A: I’m with you. Knowing that any of my old boyfriends were with their exes would make me giggle like a catty little school girl. Or, more likely, feel really sorry for them both. Why? Because being desperate enough to get back with someone who he said “nothing but bad things about”—even just for sex—is sad, bordering on pathetic. If he trashed her or, for example, said she was passive-aggressive, bad at sex, only moderately good-looking or psycho, then you have to wonder (1) if he’s a liar who made up bad things about her, (2) if he’s so immature that all he does is bad-mouth exes even when he doesn’t mean it (and then he might be saying bad things about your friend now) or (3) what he’s doing with someone for whom he has such disdain. Whichever of these is the case, he’s probably not someone your friend wants. Case closed. But that’s logic talking, not the heart. The fact is that she may run into them together and feel hurt, but she can respond with the kind of integrity that’s important to her (this is not the time to ask, “Why are you with that ho?” or get into a girl-fight). She can act pleasant or evasive and then do what she’s got to do to recoup—call you, grab a drink or laugh a little (not in front of them) about the possibility that this is truly a gift. Life will indeed go on.
Q: I have trouble feeling much sensation from vaginal sex with my girlfriend or really from sex with any of my past girlfriends, so much that it can be hard to orgasm. Oral sex and anal sex are okay. I am of Asian descent and they have all been white women. A friend of mine said that Asian women have smaller vaginas than white women. Is this true? I’ve generally been attracted to white women all my life, so this could be a problem if so.
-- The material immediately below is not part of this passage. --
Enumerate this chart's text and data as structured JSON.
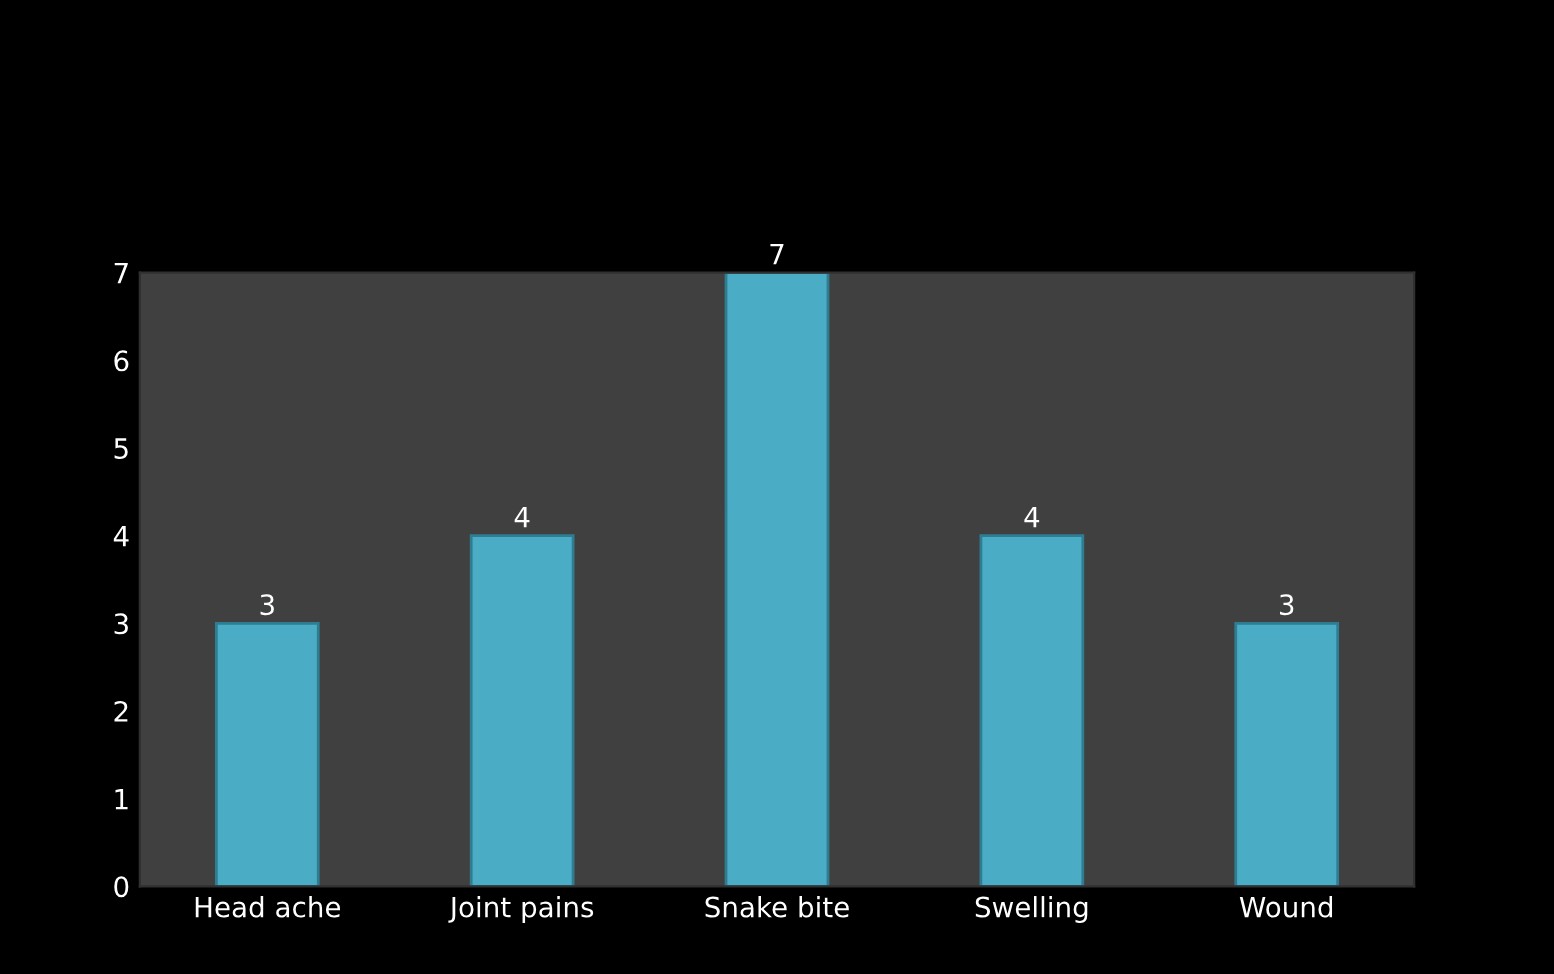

A: Speaking on behalf of white/Caucasian women, I can confirm that our vaginas are not big, gaping, sensationless holes. I’ll also add that it never ceases to amaze me that men, when worrying about sensation, suggest that their partner’s vagina or anus might be too “big” or “loose” rather than consider that their penis might be a bit small. In reality, it is probably more useful to consider genital fit rather than the size of your own or your partner’s genitals. Sadly, I can’t confirm whether Asian women (in general) have smaller vaginas than do white women. There have been very few rigorous studies on vagina size, and the little work that has been done has not addressed this question, to my knowledge. However, the research does suggest that most vaginas are pretty similar in terms of size, so I’d be surprised if this is a vaginal issue that you keep running into. Some sex therapists have found that men who have difficulty ejaculating during vaginal intercourse—but not other types of sex—have concerns about getting their partner pregnant or else may have other psychological issues related to vaginal sex (e.g., guilt, etc.). I’m not saying this is true for you, but it may be worth exploring (visit www.aasect.org to locate a sex therapist). Alternatively, you may find that reading a book with your girlfriend such as For Each Other: Sharing Sexual Intimacy (Signet, $8) helps you to explore your relationship in ways that enhance your sex life.
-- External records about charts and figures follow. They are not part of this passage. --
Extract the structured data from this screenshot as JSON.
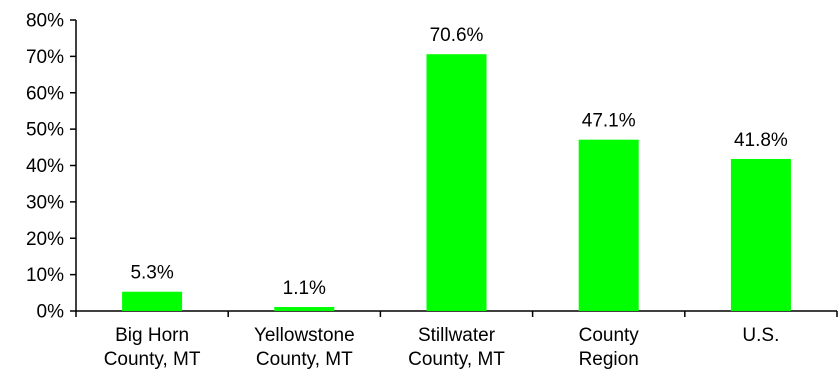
{
  "chart_data": {
    "type": "bar",
    "title": "",
    "xlabel": "",
    "ylabel": "",
    "categories": [
      [
        "Big Horn",
        "County, MT"
      ],
      [
        "Yellowstone",
        "County, MT"
      ],
      [
        "Stillwater",
        "County, MT"
      ],
      [
        "County",
        "Region"
      ],
      [
        "U.S."
      ]
    ],
    "values": [
      5.3,
      1.1,
      70.6,
      47.1,
      41.8
    ],
    "data_labels": [
      "5.3%",
      "1.1%",
      "70.6%",
      "47.1%",
      "41.8%"
    ],
    "ylim": [
      0,
      80
    ],
    "yticks": [
      0,
      10,
      20,
      30,
      40,
      50,
      60,
      70,
      80
    ],
    "ytick_labels": [
      "0%",
      "10%",
      "20%",
      "30%",
      "40%",
      "50%",
      "60%",
      "70%",
      "80%"
    ],
    "grid": false,
    "legend": "none",
    "colors": {
      "bar": "#00ff00",
      "axis": "#000000"
    }
  }
}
Q: Is there a physical/reproductive function for women’s orgasms? Do they do anything other than maybe just making sex enjoyable?
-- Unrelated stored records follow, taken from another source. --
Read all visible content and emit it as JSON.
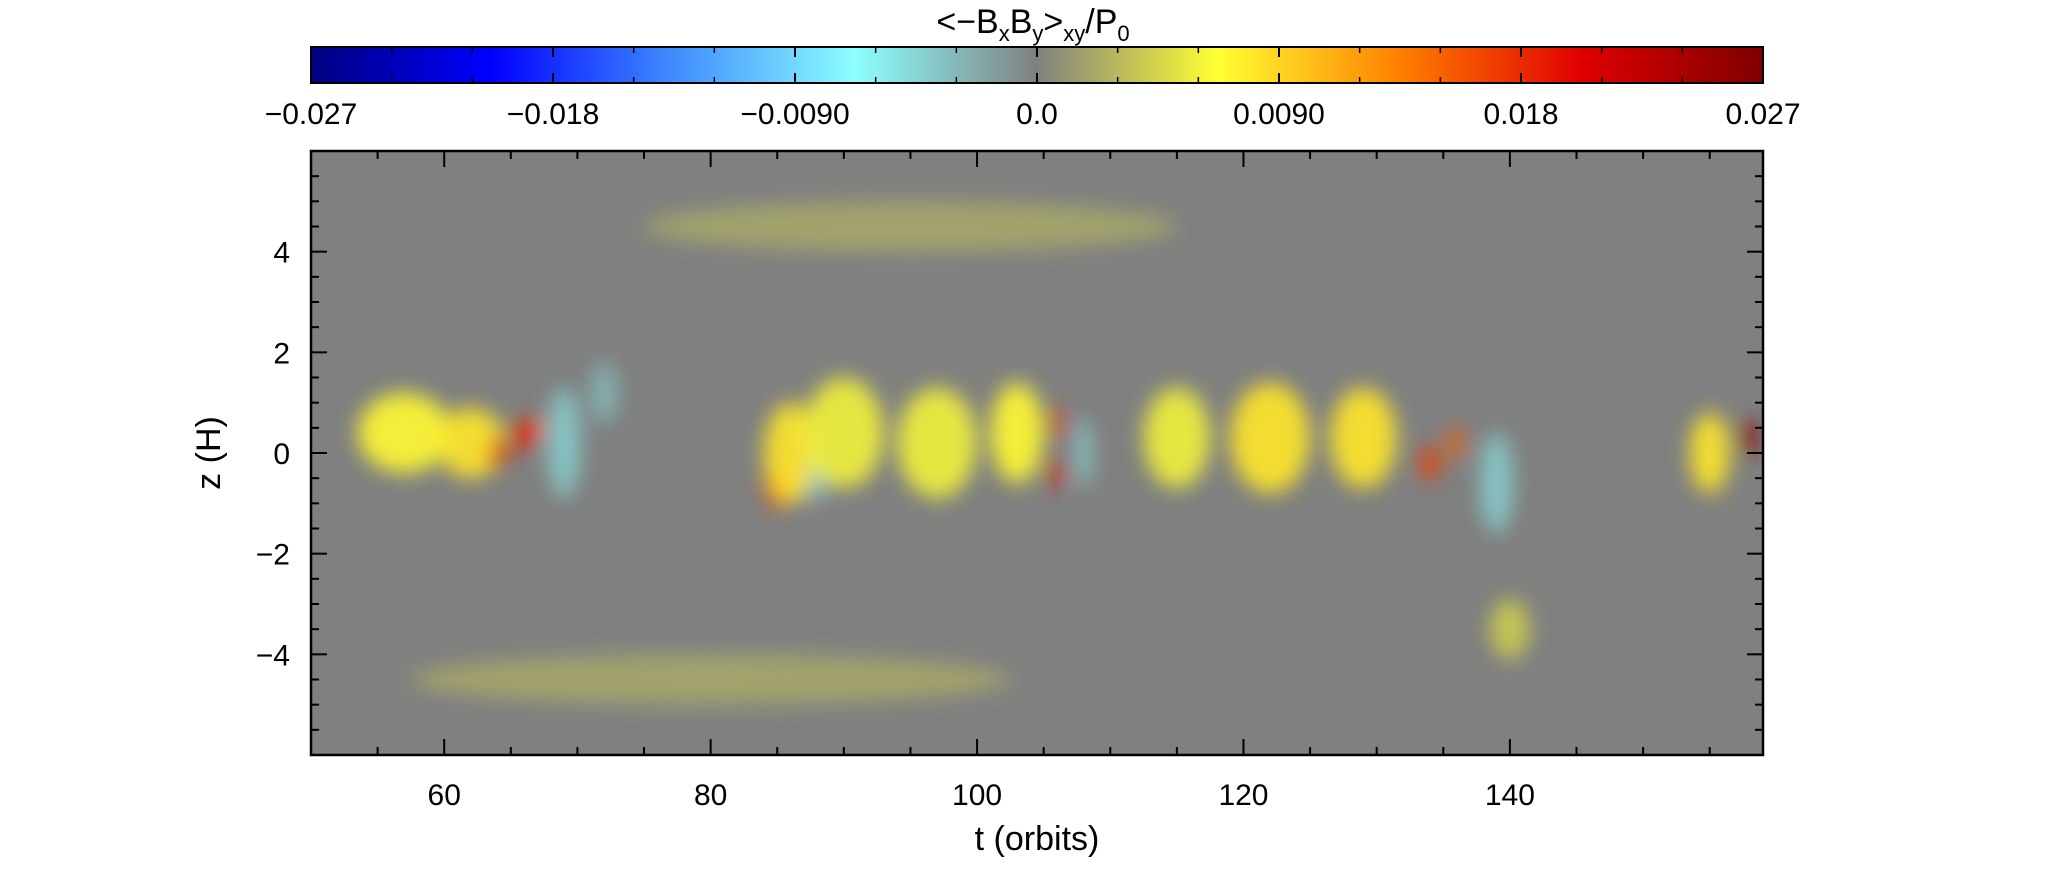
{
  "chart_data": {
    "type": "heatmap",
    "title": "",
    "colorbar": {
      "label_main": "<−B",
      "label_sub_x": "x",
      "label_mid": "B",
      "label_sub_y": "y",
      "label_close": ">",
      "label_sub_xy": "xy",
      "label_div": "/P",
      "label_sub_0": "0",
      "range": [
        -0.027,
        0.027
      ],
      "ticks": [
        -0.027,
        -0.018,
        -0.009,
        0.0,
        0.009,
        0.018,
        0.027
      ],
      "tick_labels": [
        "−0.027",
        "−0.018",
        "−0.0090",
        "0.0",
        "0.0090",
        "0.018",
        "0.027"
      ],
      "colormap": [
        "#00007f",
        "#0000ff",
        "#3f8cff",
        "#8cffff",
        "#808080",
        "#ffff33",
        "#ff7f00",
        "#e00000",
        "#7f0000"
      ],
      "position": "top"
    },
    "xlabel": "t (orbits)",
    "ylabel": "z (H)",
    "xlim": [
      50,
      159
    ],
    "ylim": [
      -6,
      6
    ],
    "x_ticks": [
      60,
      80,
      100,
      120,
      140
    ],
    "x_tick_labels": [
      "60",
      "80",
      "100",
      "120",
      "140"
    ],
    "y_ticks": [
      -4,
      -2,
      0,
      2,
      4
    ],
    "y_tick_labels": [
      "−4",
      "−2",
      "0",
      "2",
      "4"
    ],
    "background_value": 0.0,
    "features": [
      {
        "t": 57,
        "z": 0.4,
        "dt": 7,
        "dz": 1.6,
        "value": 0.007
      },
      {
        "t": 62,
        "z": 0.2,
        "dt": 5,
        "dz": 1.4,
        "value": 0.008
      },
      {
        "t": 64,
        "z": 0.0,
        "dt": 1.4,
        "dz": 0.55,
        "value": 0.018
      },
      {
        "t": 66,
        "z": 0.35,
        "dt": 1.8,
        "dz": 0.6,
        "value": 0.019
      },
      {
        "t": 67,
        "z": 0.5,
        "dt": 1.1,
        "dz": 0.4,
        "value": 0.016
      },
      {
        "t": 69,
        "z": 0.2,
        "dt": 2.5,
        "dz": 2.2,
        "value": -0.004
      },
      {
        "t": 72,
        "z": 1.2,
        "dt": 2.0,
        "dz": 1.2,
        "value": -0.003
      },
      {
        "t": 85,
        "z": -0.6,
        "dt": 1.8,
        "dz": 1.0,
        "value": 0.017
      },
      {
        "t": 86,
        "z": 0.0,
        "dt": 4,
        "dz": 2.0,
        "value": 0.008
      },
      {
        "t": 88,
        "z": -0.4,
        "dt": 1.2,
        "dz": 1.2,
        "value": -0.004
      },
      {
        "t": 90,
        "z": 0.4,
        "dt": 6,
        "dz": 2.2,
        "value": 0.006
      },
      {
        "t": 97,
        "z": 0.2,
        "dt": 6,
        "dz": 2.2,
        "value": 0.006
      },
      {
        "t": 103,
        "z": 0.4,
        "dt": 4,
        "dz": 2.0,
        "value": 0.007
      },
      {
        "t": 106,
        "z": 0.6,
        "dt": 1.0,
        "dz": 0.6,
        "value": 0.017
      },
      {
        "t": 106,
        "z": -0.4,
        "dt": 1.0,
        "dz": 0.6,
        "value": 0.02
      },
      {
        "t": 108,
        "z": 0.0,
        "dt": 1.2,
        "dz": 1.4,
        "value": -0.004
      },
      {
        "t": 115,
        "z": 0.3,
        "dt": 5,
        "dz": 2.0,
        "value": 0.006
      },
      {
        "t": 122,
        "z": 0.3,
        "dt": 6,
        "dz": 2.2,
        "value": 0.008
      },
      {
        "t": 129,
        "z": 0.3,
        "dt": 5,
        "dz": 2.0,
        "value": 0.008
      },
      {
        "t": 134,
        "z": -0.2,
        "dt": 1.5,
        "dz": 0.7,
        "value": 0.017
      },
      {
        "t": 136,
        "z": 0.2,
        "dt": 1.2,
        "dz": 0.6,
        "value": 0.015
      },
      {
        "t": 139,
        "z": -0.6,
        "dt": 2.5,
        "dz": 2.0,
        "value": -0.004
      },
      {
        "t": 155,
        "z": 0.0,
        "dt": 3,
        "dz": 1.6,
        "value": 0.008
      },
      {
        "t": 158,
        "z": 0.3,
        "dt": 1.3,
        "dz": 0.7,
        "value": 0.026
      },
      {
        "t": 95,
        "z": 4.5,
        "dt": 40,
        "dz": 1.0,
        "value": 0.002
      },
      {
        "t": 80,
        "z": -4.5,
        "dt": 45,
        "dz": 1.0,
        "value": 0.002
      },
      {
        "t": 140,
        "z": -3.5,
        "dt": 3,
        "dz": 1.2,
        "value": 0.004
      }
    ]
  }
}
A: It depends on whom you ask. Some evolutionary-focused researchers have speculated that the contractions associated with a woman’s orgasm might help to bring sperm toward the uterus, thus increasing her chances of pregnancy. But the research hasn’t fully supported that mechanism. Researchers have suggested a range of advantages for women’s orgasm (e.g., pair bonding, identifying “Mr. Right”) but it is unclear what purpose, if any, they serve, or if they are just for fun. For an in-depth analysis of the female orgasm and evolutionary theories (and which ones don’t seem to hold water, let alone sperm), check out The Case of the Female Orgasm: Bias in the Science of Evolution (Harvard University Press, $27.95).